Survival-crafting and base-building games tend to fall on a continuum between abundance and scarcity. Plentiful ammo and resources make for a power fantasy game where you’re building whatever you want whenever you want and marching through the zombies like a one-man army kind of like the recent Resident Evil games. Scarcity means you’re counting every bullet and weighing every encounter like your Lasts of Us.
There’s also a continuum of, basically, realism versus coziness. Really real, and you’re worried about starvation on top of the undead. Super cozy, and you can focus on aesthetics instead of wondering where your next meal is coming from. Both ends of these continuums are valid and fun, they’re just different kinds of games.

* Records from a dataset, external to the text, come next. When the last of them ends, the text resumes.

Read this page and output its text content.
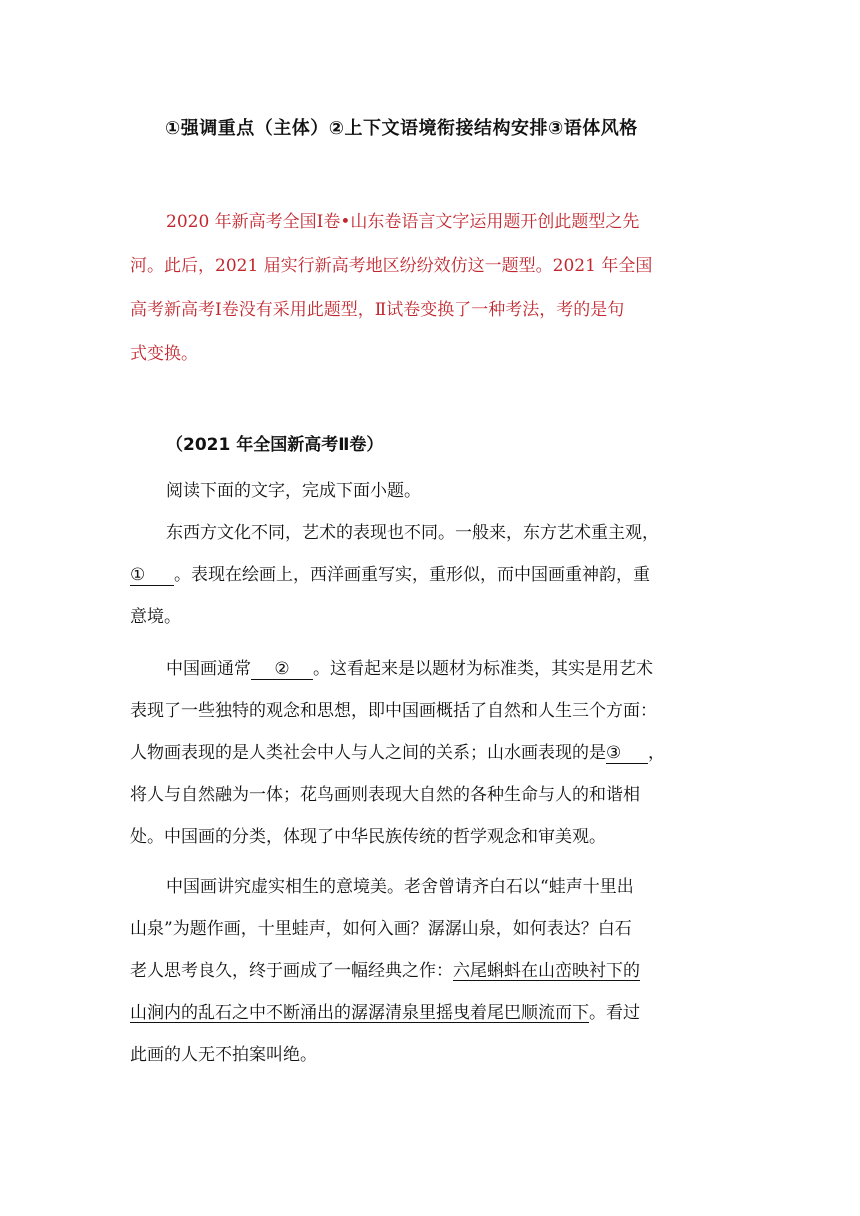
①强调重点（主体）②上下文语境衔接结构安排③语体风格
2020 年新高考全国Ⅰ卷•山东卷语言文字运用题开创此题型之先
河。此后，2021 届实行新高考地区纷纷效仿这一题型。2021 年全国
高考新高考Ⅰ卷没有采用此题型，Ⅱ试卷变换了一种考法，考的是句
式变换。
（2021 年全国新高考Ⅱ卷）
阅读下面的文字，完成下面小题。
东西方文化不同，艺术的表现也不同。一般来，东方艺术重主观，
① 。表现在绘画上，西洋画重写实，重形似，而中国画重神韵，重
意境。
中国画通常 ② 。这看起来是以题材为标准类，其实是用艺术
表现了一些独特的观念和思想，即中国画概括了自然和人生三个方面：
人物画表现的是人类社会中人与人之间的关系；山水画表现的是③ ，
将人与自然融为一体；花鸟画则表现大自然的各种生命与人的和谐相
处。中国画的分类，体现了中华民族传统的哲学观念和审美观。
中国画讲究虚实相生的意境美。老舍曾请齐白石以“蛙声十里出
山泉”为题作画，十里蛙声，如何入画？潺潺山泉，如何表达？白石
老人思考良久，终于画成了一幅经典之作：六尾蝌蚪在山峦映衬下的
山涧内的乱石之中不断涌出的潺潺清泉里摇曳着尾巴顺流而下。看过
此画的人无不拍案叫绝。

HumanitZ skews toward scarcity in all things — even zombies. Depending on where you start your game, it can take hours before you encounter a “zeek.” In those peaceful hours, you’re scraping together resources to start building tools and some sort of base, however temporary.
The first few tools go pretty quickly. Two stones become a stone knife that lets you cut down bushes to get sticks and fibers. Those (plus more stones) become an improvised hammer and axe. And now you can get wood from trees to start building campfires and workbenches. It’s all pretty standard for a survival game.
And, at first, it all feels like something approaching coziness. The lonely, post-apocalyptic setting weighs on you with its abandoned homes and cars and skeletons, but you get to just kind of do your own thing. Sure, your neighbors might be undead, but you can kind of ignore them if you don’t wander too far.